Overall, not much. Because the vaccines currently being tested each contain different components of Sars-CoV-2. It is to be expected, however, that those with viral mRNA such as the vaccine candidate from German company Curevac will also have some protective effect. The University of Oxford / AstraZeneca vaccine, on the other hand, is made from Sars-CoV-2 DNA, packaged in a genetic ferry. Other vaccines currently being tested in clinical trials contain inactivated viruses or protein components from the surface of Sars-CoV-2. Each vaccine must demonstrate that its ingredients can trigger an immune response.

Maybe a country in Europe. A few days ago the EU Commission concluded a supply contract with Biontech / Pfizer. If the vaccine is approved, companies want to deliver up to 300 million doses, the European Commission will handle the distribution. Each country should receive vaccine doses in proportion to its population. However, the Biontech vaccine could be approved first in the United States and then delivered there first. Because the US had already ordered 100 million doses in a first tranche in July, while Britain had contractually secured 30 million doses of the vaccine, also in July.

Switzerland has meanwhile agreed a binding reservation of 3 million cans with Biontech / Pfizer, the contract is imminent. By contrast, the federal government had already signed a supply contract with Moderna for 4.5 million cans, as well as with AstraZeneca (5.3 million cans). The EU lags behind Moderna. According to its own information, the EU Commission is currently negotiating with the company for the delivery of up to 160 million doses of the vaccine.

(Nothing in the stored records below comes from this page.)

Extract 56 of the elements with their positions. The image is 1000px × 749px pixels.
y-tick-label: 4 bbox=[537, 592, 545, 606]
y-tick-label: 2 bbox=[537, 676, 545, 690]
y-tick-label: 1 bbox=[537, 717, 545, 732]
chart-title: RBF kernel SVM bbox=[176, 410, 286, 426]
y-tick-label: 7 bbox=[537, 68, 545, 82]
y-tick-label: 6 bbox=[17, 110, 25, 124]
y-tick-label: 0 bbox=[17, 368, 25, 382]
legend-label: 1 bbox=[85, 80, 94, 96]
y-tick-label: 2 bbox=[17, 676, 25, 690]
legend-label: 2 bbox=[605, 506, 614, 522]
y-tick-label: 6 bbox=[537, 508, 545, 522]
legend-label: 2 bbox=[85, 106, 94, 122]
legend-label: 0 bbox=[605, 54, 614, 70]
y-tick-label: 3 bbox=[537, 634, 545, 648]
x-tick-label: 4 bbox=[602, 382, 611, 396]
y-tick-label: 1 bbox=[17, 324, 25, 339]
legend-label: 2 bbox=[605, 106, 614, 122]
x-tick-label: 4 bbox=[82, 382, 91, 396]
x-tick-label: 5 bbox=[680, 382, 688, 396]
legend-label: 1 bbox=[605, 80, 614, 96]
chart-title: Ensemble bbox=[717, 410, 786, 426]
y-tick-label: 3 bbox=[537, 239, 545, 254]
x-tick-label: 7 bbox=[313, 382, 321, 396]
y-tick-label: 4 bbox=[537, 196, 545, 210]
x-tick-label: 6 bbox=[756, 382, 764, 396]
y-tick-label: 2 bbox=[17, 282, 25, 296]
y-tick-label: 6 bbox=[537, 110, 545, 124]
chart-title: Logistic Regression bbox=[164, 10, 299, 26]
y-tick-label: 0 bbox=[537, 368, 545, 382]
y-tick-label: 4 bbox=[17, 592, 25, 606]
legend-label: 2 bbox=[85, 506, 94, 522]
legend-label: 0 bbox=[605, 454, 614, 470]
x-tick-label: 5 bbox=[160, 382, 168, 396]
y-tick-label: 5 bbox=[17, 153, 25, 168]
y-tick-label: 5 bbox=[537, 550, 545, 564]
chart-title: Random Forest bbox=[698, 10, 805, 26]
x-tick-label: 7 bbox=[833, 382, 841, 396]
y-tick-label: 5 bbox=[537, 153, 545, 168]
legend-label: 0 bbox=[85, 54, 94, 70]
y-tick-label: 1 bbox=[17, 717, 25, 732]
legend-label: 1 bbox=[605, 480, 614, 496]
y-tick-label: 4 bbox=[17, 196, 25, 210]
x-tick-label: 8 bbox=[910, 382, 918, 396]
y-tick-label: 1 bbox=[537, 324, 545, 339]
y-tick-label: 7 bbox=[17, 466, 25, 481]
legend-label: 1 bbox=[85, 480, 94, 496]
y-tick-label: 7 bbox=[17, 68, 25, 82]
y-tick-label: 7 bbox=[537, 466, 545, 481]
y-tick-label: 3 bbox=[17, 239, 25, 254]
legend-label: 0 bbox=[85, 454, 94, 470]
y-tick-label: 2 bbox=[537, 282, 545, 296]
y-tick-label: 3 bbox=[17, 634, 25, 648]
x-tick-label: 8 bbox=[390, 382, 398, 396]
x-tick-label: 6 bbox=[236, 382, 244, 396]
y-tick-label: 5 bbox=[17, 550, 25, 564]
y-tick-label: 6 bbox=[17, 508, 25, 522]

Many countries are currently developing strategies for this. Scientists and ethics experts recommend vaccinating older people and those with previous illnesses first, in case the vaccine is approved for them. Then it would be the turn of doctors and nurses, especially in hospitals and homes. The third group should therefore be represented by people with socially important functions, i.e. teachers, educators, employees of health authorities, police or firefighters.